For Heath, that meant arranging live-streamed concerts.
"The model, I guess, was just trying to keep some of our staff busy and trying to engage with the bands," Heath said. "If anybody was interested in doing a performance that would go out live on the internet, we were actively signing bands up every weekend to come up to the Cradle and play a set."
Heath said the streams proved popular, if not profitable.
"The Connells had 10,000 people watch their live-stream in October," he said.
Heath added that while the streamed shows did not raise any revenue for his club they helped keep everyone occupied and kept hopes alive for the future of live music.
For Heather LaGarde and the Haw River Ballroom, staying busy meant renting out the performance space as a film and sound stage for bands.
"We felt like it was a safe place and this is a space that artists come to sometimes to do rehearsals before shows or tours," she said. "And Saxapahaw is such a welcoming spot for people to come and stay in, so we ended up doing a number of concert films."
LaGarde and Heath have been active in the National Independent Venue Association, or NIVA, which has lobbied state and federal lawmakers to secure financial assistance.
"One of the key things that NIVA did was spend what money was available on hiring Akin Gump, which is a very capable group that lobbies Congress," Heath said. "They pretty much strategized with us every day to figure out what needed to be done in terms of contacting representatives and senators."
NIVA's efforts helped secure a pledge from the federal Small Business Administration in the form of the Shuttered Venue Operators Grant program.
"It expanded beyond just indie venues," Heather LaGarde said, "into small museums and indie movie theaters and a few other performing arts kinds of organizations, and that was approved at $16 billion in December and was expected to have been delivered long ago but has just been delayed."
The federal grants would provide independent venues shutdown by the pandemic with up to 45% of their 2019 gross revenue.
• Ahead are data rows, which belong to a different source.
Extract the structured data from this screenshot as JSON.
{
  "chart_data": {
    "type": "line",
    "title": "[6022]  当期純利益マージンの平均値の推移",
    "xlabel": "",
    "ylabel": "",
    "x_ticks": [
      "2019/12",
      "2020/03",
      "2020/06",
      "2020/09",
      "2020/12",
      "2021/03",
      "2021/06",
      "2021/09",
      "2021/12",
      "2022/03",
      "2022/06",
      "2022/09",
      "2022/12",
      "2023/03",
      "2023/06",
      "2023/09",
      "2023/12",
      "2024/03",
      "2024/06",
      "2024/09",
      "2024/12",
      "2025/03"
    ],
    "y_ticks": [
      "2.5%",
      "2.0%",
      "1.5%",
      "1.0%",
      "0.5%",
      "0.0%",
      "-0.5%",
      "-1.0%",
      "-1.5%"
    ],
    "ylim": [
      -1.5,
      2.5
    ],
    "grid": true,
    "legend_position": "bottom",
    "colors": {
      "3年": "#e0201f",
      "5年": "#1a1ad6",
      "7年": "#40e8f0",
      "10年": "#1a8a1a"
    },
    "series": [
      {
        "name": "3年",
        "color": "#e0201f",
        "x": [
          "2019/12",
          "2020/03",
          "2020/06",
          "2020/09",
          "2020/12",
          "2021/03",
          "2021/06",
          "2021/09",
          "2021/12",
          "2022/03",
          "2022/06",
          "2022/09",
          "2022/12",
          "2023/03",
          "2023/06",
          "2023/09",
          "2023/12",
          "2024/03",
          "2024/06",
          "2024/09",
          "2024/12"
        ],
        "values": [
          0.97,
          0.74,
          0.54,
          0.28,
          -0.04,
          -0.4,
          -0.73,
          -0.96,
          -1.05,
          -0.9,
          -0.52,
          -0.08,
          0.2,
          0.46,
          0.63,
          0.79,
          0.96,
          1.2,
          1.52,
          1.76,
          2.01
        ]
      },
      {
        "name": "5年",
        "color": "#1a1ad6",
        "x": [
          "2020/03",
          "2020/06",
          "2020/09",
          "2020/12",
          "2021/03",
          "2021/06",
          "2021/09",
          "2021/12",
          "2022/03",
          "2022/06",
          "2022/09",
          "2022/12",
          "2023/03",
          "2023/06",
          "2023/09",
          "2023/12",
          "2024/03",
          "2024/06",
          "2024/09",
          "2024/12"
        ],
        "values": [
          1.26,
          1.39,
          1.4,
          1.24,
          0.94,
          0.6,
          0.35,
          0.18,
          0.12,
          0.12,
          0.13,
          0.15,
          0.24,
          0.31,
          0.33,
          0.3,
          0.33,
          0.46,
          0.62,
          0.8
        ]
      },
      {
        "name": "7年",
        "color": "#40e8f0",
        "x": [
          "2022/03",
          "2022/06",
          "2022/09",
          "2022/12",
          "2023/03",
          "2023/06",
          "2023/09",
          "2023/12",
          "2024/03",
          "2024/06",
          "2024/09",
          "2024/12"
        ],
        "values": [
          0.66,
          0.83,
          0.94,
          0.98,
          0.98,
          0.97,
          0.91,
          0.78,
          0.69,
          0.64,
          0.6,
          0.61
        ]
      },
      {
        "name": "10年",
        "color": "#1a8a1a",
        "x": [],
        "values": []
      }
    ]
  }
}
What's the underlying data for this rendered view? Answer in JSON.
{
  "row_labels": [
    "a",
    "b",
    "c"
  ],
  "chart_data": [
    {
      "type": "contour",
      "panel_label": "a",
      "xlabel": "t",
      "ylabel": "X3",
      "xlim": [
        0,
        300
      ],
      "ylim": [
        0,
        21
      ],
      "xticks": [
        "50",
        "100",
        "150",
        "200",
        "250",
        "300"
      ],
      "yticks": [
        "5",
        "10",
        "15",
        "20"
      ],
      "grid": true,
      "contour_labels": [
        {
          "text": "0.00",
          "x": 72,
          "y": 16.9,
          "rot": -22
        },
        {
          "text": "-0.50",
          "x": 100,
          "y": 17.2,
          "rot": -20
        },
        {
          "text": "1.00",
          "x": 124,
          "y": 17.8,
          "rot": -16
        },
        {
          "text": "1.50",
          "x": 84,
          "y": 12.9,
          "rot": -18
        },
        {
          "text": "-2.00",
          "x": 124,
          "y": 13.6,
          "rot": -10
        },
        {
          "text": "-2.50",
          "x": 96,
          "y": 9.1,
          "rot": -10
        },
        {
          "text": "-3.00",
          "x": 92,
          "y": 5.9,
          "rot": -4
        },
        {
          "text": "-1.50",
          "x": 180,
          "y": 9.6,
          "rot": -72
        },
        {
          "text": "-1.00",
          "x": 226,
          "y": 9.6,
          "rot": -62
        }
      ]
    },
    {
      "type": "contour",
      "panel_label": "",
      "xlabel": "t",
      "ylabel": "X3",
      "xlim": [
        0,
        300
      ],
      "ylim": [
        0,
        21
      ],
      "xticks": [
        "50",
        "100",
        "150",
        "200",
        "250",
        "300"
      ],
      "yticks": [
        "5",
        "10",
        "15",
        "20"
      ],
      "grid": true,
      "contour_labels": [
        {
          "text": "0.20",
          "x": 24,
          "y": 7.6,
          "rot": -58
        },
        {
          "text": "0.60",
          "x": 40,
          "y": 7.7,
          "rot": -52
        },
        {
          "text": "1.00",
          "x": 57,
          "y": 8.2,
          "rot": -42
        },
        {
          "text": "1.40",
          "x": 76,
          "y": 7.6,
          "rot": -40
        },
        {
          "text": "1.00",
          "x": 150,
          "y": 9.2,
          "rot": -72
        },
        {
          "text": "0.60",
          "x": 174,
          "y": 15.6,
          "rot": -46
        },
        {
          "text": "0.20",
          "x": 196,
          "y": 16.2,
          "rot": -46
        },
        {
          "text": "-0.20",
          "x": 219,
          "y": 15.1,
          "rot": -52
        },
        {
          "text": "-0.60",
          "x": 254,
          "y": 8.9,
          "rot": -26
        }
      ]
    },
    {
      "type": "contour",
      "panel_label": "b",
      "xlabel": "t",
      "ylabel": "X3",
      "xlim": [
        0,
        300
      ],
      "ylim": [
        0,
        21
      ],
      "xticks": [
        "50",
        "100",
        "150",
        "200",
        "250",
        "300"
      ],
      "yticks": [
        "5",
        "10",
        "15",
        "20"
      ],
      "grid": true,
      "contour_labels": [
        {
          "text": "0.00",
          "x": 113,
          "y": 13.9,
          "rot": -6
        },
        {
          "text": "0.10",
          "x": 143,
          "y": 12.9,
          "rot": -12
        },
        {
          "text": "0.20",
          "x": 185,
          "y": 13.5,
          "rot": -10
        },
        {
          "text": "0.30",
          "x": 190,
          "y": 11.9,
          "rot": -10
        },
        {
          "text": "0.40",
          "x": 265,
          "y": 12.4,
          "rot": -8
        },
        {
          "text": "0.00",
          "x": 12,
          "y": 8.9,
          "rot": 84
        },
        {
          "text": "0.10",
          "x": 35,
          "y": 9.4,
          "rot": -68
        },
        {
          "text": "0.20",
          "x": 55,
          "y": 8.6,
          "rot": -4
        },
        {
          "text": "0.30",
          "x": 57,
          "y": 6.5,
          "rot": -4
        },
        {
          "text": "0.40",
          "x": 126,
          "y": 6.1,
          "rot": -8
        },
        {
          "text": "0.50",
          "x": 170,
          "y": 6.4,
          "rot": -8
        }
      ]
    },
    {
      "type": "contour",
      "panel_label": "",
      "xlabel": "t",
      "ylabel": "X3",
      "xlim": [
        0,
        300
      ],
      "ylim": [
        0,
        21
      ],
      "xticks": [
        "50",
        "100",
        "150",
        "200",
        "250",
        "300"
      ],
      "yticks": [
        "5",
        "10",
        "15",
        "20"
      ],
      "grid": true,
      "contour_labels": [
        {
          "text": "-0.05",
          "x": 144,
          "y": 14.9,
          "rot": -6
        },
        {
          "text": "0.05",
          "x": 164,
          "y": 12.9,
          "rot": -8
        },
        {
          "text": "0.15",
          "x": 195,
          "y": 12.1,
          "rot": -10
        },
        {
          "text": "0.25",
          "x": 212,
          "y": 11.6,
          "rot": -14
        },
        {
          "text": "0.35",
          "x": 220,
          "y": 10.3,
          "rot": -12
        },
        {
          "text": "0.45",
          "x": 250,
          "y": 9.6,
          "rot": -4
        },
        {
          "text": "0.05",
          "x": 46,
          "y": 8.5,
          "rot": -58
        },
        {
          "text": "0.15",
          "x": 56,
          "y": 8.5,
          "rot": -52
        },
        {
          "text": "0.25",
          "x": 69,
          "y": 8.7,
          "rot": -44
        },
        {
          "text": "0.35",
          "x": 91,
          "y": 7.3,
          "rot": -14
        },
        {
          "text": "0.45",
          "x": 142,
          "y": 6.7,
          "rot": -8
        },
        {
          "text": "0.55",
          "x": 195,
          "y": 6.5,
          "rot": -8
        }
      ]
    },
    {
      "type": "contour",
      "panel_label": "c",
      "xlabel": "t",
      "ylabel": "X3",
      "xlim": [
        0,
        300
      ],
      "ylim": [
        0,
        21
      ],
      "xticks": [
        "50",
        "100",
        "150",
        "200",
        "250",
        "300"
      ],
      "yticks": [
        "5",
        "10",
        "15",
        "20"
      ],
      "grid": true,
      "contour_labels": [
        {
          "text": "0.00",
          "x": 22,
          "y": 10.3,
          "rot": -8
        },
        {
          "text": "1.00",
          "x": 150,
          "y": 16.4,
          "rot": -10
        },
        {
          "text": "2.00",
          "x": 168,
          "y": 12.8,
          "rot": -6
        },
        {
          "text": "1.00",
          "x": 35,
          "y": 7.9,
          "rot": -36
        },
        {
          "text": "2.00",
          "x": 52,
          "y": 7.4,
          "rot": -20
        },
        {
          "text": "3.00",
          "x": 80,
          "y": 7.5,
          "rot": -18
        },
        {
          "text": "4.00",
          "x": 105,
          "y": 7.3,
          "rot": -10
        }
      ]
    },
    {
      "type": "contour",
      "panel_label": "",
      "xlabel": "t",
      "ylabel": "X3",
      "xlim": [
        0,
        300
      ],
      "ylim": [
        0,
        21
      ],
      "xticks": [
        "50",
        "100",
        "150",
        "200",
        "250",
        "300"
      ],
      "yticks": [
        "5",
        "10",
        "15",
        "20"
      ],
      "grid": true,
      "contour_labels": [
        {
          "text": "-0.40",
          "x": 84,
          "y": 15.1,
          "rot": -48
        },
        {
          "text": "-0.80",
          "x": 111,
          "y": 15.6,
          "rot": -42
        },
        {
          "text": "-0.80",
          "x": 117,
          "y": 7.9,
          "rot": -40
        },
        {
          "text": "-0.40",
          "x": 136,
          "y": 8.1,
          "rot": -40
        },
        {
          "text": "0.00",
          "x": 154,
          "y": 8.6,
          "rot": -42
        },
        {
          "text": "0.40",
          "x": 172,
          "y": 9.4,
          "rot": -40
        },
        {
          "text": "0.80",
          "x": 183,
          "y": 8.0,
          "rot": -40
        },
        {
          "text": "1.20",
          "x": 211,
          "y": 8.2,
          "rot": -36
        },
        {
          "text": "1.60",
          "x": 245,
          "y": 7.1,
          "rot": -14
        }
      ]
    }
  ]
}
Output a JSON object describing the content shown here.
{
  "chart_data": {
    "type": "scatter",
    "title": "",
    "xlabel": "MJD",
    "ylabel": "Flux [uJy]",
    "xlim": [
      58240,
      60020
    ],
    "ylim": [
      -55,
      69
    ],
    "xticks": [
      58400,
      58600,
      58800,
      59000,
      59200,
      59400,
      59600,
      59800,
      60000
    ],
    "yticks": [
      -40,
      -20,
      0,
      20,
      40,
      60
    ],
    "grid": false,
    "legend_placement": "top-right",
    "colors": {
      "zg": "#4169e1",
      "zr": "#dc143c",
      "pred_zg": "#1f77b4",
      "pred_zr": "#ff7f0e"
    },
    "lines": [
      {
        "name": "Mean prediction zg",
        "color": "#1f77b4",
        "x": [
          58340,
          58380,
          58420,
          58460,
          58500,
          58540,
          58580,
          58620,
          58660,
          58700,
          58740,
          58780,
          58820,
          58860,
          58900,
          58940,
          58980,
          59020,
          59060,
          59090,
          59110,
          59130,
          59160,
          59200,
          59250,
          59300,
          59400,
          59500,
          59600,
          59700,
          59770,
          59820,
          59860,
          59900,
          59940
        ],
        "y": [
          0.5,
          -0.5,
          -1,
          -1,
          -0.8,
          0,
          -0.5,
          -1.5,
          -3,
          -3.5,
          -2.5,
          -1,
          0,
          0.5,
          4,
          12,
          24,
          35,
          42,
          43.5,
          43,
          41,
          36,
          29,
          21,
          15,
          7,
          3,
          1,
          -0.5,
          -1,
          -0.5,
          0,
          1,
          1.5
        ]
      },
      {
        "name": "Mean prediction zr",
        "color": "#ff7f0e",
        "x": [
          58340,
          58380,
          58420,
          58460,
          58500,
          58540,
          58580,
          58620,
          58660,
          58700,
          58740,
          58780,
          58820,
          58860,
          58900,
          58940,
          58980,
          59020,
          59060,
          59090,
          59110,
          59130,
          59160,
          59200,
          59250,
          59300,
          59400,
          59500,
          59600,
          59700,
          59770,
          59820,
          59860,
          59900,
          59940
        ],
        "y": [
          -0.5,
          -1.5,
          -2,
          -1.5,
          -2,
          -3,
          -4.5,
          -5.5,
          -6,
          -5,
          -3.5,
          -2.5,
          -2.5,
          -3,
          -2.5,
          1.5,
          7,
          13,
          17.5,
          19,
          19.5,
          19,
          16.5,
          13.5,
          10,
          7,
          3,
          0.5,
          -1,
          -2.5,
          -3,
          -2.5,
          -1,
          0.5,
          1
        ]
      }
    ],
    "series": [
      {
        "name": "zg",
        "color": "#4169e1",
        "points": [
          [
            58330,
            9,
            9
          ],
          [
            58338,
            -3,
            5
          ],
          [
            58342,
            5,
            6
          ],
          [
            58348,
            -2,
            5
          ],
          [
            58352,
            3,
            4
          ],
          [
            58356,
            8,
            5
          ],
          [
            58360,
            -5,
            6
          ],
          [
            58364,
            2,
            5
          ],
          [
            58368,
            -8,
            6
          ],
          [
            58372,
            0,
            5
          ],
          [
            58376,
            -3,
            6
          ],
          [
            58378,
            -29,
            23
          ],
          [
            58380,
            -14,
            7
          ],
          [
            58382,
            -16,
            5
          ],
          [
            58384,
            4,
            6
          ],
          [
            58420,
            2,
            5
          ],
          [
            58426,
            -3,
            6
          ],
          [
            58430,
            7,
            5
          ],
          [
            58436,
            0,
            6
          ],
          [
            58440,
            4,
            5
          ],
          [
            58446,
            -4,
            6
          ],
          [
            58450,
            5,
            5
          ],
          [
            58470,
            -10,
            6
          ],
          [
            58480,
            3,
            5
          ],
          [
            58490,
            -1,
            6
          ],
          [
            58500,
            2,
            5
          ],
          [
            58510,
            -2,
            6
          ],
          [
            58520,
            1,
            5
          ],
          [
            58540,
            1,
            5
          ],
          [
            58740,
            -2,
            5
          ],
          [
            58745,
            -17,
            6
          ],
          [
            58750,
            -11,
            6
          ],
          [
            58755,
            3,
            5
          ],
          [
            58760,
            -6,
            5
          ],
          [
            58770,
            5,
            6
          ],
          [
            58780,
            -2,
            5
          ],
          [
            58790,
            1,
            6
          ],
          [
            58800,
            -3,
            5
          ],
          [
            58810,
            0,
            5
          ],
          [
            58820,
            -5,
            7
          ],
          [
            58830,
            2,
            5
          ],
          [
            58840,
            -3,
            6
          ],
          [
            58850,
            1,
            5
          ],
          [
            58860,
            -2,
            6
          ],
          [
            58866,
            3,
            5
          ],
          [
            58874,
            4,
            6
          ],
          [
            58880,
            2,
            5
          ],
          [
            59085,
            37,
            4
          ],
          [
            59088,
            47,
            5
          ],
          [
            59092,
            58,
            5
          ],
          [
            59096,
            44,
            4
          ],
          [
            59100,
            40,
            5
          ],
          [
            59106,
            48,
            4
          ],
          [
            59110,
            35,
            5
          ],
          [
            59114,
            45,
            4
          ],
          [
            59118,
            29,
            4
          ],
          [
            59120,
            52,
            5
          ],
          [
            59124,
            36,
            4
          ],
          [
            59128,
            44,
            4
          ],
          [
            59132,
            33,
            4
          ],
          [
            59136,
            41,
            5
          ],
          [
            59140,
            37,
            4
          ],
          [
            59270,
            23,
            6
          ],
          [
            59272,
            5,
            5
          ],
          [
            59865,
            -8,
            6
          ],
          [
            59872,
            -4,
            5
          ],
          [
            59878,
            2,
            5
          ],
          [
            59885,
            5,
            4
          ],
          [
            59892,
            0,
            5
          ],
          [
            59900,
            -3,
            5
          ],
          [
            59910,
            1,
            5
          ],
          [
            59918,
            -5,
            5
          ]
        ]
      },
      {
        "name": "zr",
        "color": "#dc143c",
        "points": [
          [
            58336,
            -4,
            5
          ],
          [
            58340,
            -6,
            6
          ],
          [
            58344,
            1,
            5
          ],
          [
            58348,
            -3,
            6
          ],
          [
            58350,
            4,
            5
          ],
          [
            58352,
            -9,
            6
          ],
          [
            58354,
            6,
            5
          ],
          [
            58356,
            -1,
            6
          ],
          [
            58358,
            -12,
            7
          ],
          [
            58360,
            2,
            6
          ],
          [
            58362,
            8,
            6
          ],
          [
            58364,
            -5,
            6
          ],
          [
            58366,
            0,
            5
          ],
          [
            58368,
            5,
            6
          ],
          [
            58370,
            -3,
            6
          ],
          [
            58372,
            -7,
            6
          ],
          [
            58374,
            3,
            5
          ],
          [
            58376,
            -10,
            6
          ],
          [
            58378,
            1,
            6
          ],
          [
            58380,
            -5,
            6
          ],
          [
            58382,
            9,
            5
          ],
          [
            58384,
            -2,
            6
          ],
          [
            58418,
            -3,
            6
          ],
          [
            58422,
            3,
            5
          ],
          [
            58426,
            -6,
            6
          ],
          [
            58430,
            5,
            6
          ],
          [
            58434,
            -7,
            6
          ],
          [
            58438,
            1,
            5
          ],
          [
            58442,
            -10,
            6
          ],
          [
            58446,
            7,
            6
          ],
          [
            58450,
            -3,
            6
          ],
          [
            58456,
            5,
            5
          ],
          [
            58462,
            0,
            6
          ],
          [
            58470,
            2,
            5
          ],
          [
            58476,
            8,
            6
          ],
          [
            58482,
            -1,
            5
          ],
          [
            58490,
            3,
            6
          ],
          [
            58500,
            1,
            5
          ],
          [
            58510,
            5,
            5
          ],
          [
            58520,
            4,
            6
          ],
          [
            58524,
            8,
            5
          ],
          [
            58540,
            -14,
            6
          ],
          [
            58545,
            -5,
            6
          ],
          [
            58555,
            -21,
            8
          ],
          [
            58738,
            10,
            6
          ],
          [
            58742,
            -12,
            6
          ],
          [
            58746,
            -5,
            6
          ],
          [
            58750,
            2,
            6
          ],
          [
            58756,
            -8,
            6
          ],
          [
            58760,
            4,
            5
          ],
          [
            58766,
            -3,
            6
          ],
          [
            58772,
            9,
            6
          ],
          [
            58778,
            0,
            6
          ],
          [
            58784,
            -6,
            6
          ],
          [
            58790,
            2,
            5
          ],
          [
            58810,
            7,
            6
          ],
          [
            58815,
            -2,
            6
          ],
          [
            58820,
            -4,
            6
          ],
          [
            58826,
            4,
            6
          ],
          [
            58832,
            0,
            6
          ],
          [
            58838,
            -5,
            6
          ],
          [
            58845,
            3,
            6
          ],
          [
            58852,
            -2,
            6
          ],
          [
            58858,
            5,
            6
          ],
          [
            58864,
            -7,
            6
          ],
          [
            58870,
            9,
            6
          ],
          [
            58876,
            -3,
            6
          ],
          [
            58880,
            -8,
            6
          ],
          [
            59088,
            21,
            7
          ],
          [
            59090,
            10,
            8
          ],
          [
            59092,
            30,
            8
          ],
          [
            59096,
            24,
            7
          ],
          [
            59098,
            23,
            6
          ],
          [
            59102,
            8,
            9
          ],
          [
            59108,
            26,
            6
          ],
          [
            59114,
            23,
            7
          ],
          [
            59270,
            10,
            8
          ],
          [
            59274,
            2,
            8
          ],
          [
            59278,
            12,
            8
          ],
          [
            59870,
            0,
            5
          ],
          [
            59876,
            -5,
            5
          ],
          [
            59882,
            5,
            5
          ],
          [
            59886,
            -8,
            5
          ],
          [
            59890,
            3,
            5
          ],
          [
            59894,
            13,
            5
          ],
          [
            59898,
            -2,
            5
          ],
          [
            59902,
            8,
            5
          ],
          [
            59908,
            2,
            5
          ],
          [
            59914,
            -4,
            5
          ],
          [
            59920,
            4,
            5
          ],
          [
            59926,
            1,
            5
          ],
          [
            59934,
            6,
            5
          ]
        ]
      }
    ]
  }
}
But LaGarde and Heath both expressed uncertainty about when, or if, the money will be distributed.
As hard as the pandemic has been on their businesses, LaGarde and Heath have kept things in perspective.
"Everyone in the arts feels hesitant about complaining about anything when we're looking at mortality and people's lives and families," LaGarde said. "And at the same time I do deeply believe, and I don't think any of us would be in this industry if we didn't really believe, that music and the arts bring people together."
I asked LaGarde and Heath what shows, in particular, they were looking forward to.
"There's a ton of great concerts coming up so I hate to pick and choose," Heath said, "but we have one of my favorites, James McMurtry, playing at the [Carrboro] Arts Center, that's a Cat's Cradle-promoted show, in September, and then the Psychedelic Furs at the Cat's Cradle in November."
"I will say that Waxahatchee is a super meaningful one," LaGarde said about the band's scheduled performance at the Haw River Ballroom in October. "Because that was one of the shows we did have booked, already sold out, and had to cancel and then reschedule and reschedule and reschedule."
That upcoming show sold out in a matter of days, LaGarde said.
"So it was the first one where we felt like 'OK, people feel safe to return.'"
Another thing LaGarde is looking forward to is taking visiting bands out for kayak tours of the Haw River, one of the perks of playing the ballroom.
"The connection to the river is a big part of what we feel we have to offer when bands are going on a pretty intensive tour and want to come somewhere where they can really have a break."
Though getting back to the work of organizing and producing shows for live audiences means a huge emotional break for musicians, fans and club owners alike.